Parenting is often referred to as ‘juggling’ which sounds a little panicked if you ask me. But we’re not an ignorant lot just chucking things up in the air willy nilly. No, we’re like the seasoned juggler who is riding a unicycle whilst juggling batons that are on fire! How good are we?

However, there are some times when the rush of the day/s can give you headspins. When it is like running on butter and if you fall, you’re going to slide and keep on sliding (like the scene from Big Fish when Edward Bloom is born and slides out of his mother’s womb and down the hallway). I’ve had those days when I’m just not with it. The eyes are glazed over and I’m one step behind in the conversation, which leaves you feeling vague and a bit slow! It’s just hard keeping everything in your head. And if your day starts like this, well, there you are on your bum sliding and it’s not even morning tea time!

Yep, modern parenting is like walking in fast forward. The trick is learning how and when to slow down and look around. To regroup and gather all those thoughts in your head together to make something meaningful. And as our kids grow, our confidence and abilities follow, opening doors at the right time for us to follow our dreams.

A woman struts down the street. She’s dressed in high heels, jeans, low cut top, rubber gloves and a whistle hangs around her neck. She walks heavily. Her head is weighed down by an assortment of interesting hats: policeman cap, chef’s toque, baseball cap, nurse’s cap, hard hat, Mortarboard, Pith helmet, Santa hat, Slouch hat, Trucker cap. She holds her head aloft, proudly holding up the weight of all these headdresses. Her feet never stop moving, she is constantly in motion. There’s always something to do or somewhere to be.
This woman is a mother. Ta da! Surprised? A mother is one who is expected to be all things to all people: a daughter, wife, friend, mother, aunty, in-law, acquaintance, customer, driver, school parent, volunteer, employee. If she isn’t doing things for her kids, she is doing the basics for herself. When was the last time a mum had time or money for a good, old fashioned wax!? Or time to scramble over rocks at the beach on her own? Or time and permission just to sit in a hammock and doing zippo?
If a mother isn’t doing, then she’s feeling… guilty! Why do we do this to ourselves? We don’t give ourselves a moment’s peace! It’s true. How many conversations have you had with a mum who has admitted to feeling guilty over something.

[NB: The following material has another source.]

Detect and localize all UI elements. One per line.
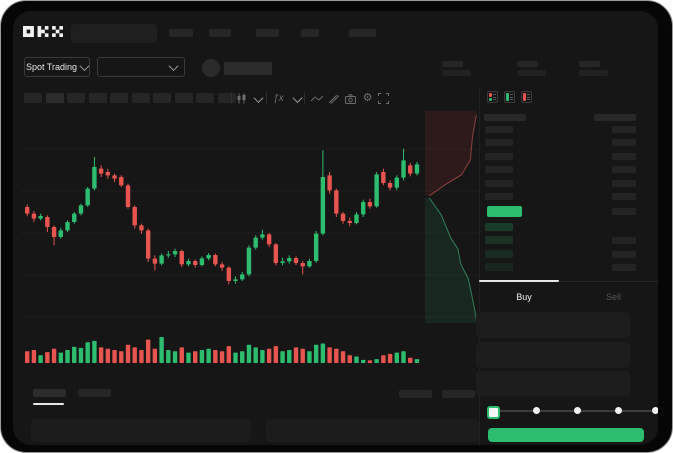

And we role our eyes when they say it because it is quite often petty. It is almost like we look for things to feel bad about so that we feel like we’re what we should be. The rush of life is enough without the added guilt in the down times because we need these moments of nothingness.
Birds still sing whether we hear them or not. They still fly in ‘V’ formations whether we see them or not. I find the more I rush, the more I just look down or ahead, not up! Up is a revelation. Up there is blue sky, sometimes angry black clouds, birds, planes, helicopters, wires, clouds that have shapes and stories and thoughts to give us! Up is simple.
Simple is not rushing here, there and everywhere, even though it is often necessary to do such things. We do it to give our kids opportunities: sport, art, tutoring, socialising, parties, outside play adventures! It’s exhausting and exhilarating at the same time! It’s life, baby, and we’re living it but sometimes the busyness of living gets in the way of deep living. Those magical, arty moments when the simple things become important again.
You’re not a bad mum if you don’t feel guilty. If you’re free and happy and simple, then you’re free to be a great mum. So on behalf of all mums everywhere and without a smidgen of authority, I give all mothers everywhere the permission to stop, to look up and enjoy!